Tonight (US time) something dark and wonderful will open in Brooklyn, New York City. The Morbid Anatomy Museum includes a library, a classroom, cafe, gift shop and gallery for temporary exhibitions. The exhibition they’re opening with tonight is entitled ‘The Art of Mourning.’ My heart jumps just thinking of all the gloriously morbid artifacts and images that will reveal themselves to those lucky enough to walk through the black walls.
“This exhibition will showcase artworks–many of them never before exhibited–relating to mourning culture from the 18th to the 20th century including postmortem paintings and photography; hair art shadowboxes and jewelry; death masks; spirit photography; and mourning china drawn mainly from the astounding private collection of Stanley B. Burns MD, author of Sleeping Beauty and founder of The Burns Archive. Also included are pieces from the collections of Karen Bachmann, Jennifer Berman, Elizabeth A. Burns, Alice Lease Dana, Tracy Hurley Martin, Amber Jolliffe Maykut, Evan Michelson and Mike Zohn. The show is curated by Morbid Anatomy founder Joanna Ebenstein and scholar in residence Evan Michelson.”
I have to say my envy for anyone living within easy travelling distance to this place is fucking tremendous right now. I would literally kill to have something so unique close to my abode. The New York Times featured an excellent article on the place, going in-depth about its origins and the creative director Joanna Ebenstein.
“The nonprofit museum grew out of the Morbid Anatomy Library, Ms.
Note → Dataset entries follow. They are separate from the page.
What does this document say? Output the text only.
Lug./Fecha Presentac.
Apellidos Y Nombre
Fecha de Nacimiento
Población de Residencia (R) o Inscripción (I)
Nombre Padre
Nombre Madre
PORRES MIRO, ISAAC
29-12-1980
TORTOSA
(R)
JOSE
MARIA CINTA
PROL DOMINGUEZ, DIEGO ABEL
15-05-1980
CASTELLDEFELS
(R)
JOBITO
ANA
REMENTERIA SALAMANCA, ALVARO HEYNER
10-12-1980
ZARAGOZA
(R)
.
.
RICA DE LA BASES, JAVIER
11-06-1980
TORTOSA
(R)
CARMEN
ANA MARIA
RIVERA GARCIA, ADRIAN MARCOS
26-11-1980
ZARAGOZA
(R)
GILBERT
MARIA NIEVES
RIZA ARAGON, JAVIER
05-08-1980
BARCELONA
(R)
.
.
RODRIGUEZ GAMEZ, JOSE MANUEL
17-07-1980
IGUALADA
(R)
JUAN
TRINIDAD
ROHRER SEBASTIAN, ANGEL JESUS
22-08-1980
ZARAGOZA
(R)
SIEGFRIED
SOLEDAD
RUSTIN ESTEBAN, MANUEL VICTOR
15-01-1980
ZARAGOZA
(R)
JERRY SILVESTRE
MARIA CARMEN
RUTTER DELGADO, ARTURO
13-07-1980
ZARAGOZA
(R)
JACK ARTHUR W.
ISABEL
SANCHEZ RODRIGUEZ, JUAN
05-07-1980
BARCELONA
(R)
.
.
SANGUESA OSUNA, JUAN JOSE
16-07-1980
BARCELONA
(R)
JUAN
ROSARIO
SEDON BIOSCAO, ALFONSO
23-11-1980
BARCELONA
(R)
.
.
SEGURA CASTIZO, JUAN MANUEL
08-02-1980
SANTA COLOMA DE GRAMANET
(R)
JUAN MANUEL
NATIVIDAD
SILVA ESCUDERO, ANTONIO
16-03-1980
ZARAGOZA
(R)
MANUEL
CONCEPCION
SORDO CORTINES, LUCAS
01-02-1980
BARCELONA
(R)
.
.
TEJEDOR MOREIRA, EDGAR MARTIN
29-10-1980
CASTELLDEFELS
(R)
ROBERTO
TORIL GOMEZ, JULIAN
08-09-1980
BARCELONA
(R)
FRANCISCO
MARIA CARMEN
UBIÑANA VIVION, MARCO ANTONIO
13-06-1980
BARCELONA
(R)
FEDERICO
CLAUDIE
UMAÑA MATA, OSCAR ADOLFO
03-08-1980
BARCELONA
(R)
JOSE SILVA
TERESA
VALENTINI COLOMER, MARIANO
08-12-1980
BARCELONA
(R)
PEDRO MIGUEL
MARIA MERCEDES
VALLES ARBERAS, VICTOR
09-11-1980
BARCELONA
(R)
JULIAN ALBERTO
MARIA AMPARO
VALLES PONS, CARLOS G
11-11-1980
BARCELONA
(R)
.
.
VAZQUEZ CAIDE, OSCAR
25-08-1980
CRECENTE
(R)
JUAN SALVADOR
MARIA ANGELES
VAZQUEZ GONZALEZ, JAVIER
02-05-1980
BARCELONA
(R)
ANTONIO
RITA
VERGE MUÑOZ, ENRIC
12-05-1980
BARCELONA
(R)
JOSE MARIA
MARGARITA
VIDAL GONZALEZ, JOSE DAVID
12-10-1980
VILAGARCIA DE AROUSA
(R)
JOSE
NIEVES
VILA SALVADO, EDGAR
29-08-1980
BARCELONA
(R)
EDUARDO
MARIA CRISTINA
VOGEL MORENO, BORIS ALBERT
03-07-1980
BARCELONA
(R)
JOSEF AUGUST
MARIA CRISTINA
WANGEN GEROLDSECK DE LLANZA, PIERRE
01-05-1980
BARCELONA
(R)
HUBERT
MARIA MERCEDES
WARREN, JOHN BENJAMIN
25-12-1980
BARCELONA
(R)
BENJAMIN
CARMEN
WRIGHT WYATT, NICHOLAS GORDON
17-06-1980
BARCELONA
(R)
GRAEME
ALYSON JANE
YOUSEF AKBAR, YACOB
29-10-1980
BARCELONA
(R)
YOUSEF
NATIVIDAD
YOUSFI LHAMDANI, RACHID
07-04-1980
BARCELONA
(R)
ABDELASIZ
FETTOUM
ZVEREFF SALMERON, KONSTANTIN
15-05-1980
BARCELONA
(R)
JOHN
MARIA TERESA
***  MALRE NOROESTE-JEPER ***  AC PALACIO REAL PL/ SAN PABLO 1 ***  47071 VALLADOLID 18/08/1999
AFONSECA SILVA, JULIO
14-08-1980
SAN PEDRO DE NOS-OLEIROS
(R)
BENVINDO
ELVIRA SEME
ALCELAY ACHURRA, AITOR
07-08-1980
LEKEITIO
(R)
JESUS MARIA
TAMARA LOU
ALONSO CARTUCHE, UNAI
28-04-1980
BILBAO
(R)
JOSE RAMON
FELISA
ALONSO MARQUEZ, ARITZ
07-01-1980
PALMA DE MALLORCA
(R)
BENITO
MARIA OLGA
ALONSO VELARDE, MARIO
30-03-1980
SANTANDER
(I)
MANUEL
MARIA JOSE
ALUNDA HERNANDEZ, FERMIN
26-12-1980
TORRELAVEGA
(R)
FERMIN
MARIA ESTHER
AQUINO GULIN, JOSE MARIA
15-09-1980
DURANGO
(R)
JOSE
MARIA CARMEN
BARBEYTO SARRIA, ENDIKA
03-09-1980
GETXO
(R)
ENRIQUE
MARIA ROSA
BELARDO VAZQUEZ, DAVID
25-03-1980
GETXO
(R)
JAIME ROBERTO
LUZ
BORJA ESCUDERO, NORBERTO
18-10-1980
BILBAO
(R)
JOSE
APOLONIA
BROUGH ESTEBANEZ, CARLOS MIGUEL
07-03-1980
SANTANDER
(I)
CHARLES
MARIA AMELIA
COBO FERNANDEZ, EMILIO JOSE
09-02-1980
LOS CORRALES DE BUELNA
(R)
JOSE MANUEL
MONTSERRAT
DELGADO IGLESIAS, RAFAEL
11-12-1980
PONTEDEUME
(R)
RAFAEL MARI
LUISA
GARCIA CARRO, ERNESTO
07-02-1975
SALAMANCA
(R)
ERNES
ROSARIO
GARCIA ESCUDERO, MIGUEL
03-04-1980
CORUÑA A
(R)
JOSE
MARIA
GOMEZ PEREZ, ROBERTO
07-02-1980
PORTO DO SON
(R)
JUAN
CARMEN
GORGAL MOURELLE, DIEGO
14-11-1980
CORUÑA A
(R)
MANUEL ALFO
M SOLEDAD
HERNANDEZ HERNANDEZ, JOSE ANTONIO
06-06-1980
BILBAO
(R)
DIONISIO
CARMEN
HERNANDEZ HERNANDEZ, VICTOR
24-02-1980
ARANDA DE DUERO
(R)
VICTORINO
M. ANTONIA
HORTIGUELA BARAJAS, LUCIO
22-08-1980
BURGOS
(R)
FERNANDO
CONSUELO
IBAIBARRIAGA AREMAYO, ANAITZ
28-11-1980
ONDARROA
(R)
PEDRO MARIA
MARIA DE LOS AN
Ebenstein’s private collection of more than2,000 books on medical history, death rituals, the human body and esoterica that was housed until recently in a tiny room tucked away in an alley near the Gowanus Canal. From that modest space, Morbid Anatomy has grown into a regular lecture series and DIY intellectual salon that brings together artists, writers, curators and passionate amateurs dedicated to what she sums up as “the things that fall through the cracks.”
You can read The New York Times article in its entirety here.
Ebenstein’s mission is very much like my own mission with Wyrd Words & Effigies, in that she wishes to highlight the obscure, the forgotten and the strangely beautiful. I think The Morbid Anatomy Museum will be rammed with just as many living things as dead, day in, day out.